2. RB BST is always with the order that left_child < parent < right_child

Then we will do this:

1. keep the black node unchanged.

2. for the red node, we call it as R, we suppose it as the left child node for it's parent node, called P.

change the red node value from R to R', while R' = P + P - R

now that R' > P, but as it's the left child tree, we will find the order mismatch.

If we find an order mismatch, then we will know it's a red node. and it's easy to go back to the original R = P + P - R'

One option is to use a tree that requires less bookkeeping, e.g. a splay tree. However, splay trees in particular aren't very good for iteration (they're much better at random lookup), so they may not be a good fit for the domain you're working in.

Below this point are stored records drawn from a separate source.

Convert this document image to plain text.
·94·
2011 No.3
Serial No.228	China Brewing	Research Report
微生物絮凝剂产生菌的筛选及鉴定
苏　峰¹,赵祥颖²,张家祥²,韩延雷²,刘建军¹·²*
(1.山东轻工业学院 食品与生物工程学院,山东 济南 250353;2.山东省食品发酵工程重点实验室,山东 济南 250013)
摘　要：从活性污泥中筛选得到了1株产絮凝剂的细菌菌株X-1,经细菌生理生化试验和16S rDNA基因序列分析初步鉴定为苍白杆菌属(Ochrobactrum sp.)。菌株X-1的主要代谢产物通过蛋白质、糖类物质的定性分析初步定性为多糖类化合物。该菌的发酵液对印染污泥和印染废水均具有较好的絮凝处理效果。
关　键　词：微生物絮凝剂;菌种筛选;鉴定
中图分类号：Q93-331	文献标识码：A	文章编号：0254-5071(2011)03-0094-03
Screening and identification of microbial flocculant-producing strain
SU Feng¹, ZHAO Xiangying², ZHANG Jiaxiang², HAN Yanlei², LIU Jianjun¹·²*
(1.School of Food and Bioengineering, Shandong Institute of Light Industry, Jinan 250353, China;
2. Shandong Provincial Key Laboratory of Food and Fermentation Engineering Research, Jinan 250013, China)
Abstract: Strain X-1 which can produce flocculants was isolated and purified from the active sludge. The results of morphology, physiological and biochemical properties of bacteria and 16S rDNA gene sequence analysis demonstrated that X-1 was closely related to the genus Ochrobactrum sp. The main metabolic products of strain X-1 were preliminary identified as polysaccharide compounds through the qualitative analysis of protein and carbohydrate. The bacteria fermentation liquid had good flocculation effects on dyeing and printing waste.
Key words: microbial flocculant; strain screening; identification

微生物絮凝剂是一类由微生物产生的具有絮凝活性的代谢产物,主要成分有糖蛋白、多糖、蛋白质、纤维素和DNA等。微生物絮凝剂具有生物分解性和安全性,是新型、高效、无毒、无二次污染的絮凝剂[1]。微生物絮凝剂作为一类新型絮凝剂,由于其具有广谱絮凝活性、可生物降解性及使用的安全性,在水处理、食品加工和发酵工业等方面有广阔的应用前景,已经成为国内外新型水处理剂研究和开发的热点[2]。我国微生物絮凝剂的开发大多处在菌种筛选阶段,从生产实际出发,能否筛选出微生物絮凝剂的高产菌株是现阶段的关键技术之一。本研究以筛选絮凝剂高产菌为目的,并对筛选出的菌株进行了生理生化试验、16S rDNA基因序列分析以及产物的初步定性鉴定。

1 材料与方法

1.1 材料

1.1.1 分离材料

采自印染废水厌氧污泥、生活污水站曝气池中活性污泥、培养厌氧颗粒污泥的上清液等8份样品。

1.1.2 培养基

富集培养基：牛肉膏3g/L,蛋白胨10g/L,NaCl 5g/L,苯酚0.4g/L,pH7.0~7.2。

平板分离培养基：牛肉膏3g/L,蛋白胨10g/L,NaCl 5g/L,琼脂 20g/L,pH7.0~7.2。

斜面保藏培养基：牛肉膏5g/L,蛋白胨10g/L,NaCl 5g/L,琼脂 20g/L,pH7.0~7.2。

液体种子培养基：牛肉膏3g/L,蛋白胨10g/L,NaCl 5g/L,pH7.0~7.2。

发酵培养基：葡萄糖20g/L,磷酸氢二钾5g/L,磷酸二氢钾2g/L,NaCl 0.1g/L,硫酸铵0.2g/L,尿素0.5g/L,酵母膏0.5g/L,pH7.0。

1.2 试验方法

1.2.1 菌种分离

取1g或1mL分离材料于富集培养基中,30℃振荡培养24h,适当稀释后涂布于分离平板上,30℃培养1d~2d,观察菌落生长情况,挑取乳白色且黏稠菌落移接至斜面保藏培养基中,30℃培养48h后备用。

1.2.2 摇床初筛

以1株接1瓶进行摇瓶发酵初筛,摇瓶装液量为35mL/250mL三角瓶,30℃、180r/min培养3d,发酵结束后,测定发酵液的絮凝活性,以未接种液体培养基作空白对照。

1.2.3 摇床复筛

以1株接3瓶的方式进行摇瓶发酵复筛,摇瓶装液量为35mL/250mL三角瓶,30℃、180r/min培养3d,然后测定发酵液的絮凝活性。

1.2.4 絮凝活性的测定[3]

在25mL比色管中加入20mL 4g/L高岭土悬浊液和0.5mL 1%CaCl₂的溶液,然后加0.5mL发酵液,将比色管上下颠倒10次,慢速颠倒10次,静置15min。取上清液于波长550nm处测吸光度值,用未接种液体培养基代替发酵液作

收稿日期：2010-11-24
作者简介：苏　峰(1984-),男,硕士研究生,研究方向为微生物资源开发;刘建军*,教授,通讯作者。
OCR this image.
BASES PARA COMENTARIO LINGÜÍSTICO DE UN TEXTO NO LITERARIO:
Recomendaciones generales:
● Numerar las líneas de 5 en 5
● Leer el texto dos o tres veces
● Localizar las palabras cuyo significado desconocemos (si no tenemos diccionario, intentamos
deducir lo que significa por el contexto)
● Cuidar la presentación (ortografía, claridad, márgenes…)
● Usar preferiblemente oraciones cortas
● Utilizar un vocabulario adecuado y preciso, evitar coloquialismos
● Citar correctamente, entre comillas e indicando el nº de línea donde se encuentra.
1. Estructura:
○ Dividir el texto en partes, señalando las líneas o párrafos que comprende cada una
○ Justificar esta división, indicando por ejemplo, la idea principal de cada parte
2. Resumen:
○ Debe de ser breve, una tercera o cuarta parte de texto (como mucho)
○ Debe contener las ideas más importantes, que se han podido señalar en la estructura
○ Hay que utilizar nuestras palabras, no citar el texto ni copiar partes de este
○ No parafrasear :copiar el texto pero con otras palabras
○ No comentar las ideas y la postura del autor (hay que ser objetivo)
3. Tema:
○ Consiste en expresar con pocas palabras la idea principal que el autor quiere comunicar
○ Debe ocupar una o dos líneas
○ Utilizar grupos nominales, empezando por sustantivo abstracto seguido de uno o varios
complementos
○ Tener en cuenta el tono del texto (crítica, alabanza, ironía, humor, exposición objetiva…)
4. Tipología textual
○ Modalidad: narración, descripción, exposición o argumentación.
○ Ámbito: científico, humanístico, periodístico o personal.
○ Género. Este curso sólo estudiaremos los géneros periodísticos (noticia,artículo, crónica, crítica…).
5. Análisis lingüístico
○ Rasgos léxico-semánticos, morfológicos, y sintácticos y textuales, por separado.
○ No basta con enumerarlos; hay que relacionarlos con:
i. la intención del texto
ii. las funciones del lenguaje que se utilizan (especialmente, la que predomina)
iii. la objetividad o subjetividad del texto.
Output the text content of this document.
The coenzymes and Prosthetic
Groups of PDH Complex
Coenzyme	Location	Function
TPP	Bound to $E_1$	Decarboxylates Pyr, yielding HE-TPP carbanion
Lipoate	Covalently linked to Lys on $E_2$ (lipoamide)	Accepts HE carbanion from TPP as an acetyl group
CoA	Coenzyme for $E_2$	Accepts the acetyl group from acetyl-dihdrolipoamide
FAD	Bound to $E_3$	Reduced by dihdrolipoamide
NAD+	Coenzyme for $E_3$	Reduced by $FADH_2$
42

You can also use one BitSet for the entire red-black tree based on node position, e.g. the root is the 0th bit, the root's left branch is the 1st bit, the right branch is the 2nd bit, the left branch's left branch is the 3rd bit, etc; this way it shouldn't matter if there are duplicate elements. While traversing the tree make note of which bit position you're at.

It's much more efficient in terms of space to use one bitset for the tree instead of assigning a boolean to each node; each boolean will take up at least a byte and may take up a word depending on alignment, whereas the bitset will only take up one bit per node (plus 2x bits to account for a maximally unbalanced tree where the shortest branch is half the length of the longest branch).

Instead of using boolean property on a child we could define a red node as the one who has a child in the wrong place.

If we go this way all leaf nodes are guaranteed to to be black and we should swap parent with his sibling (making him red) when inserting a new node.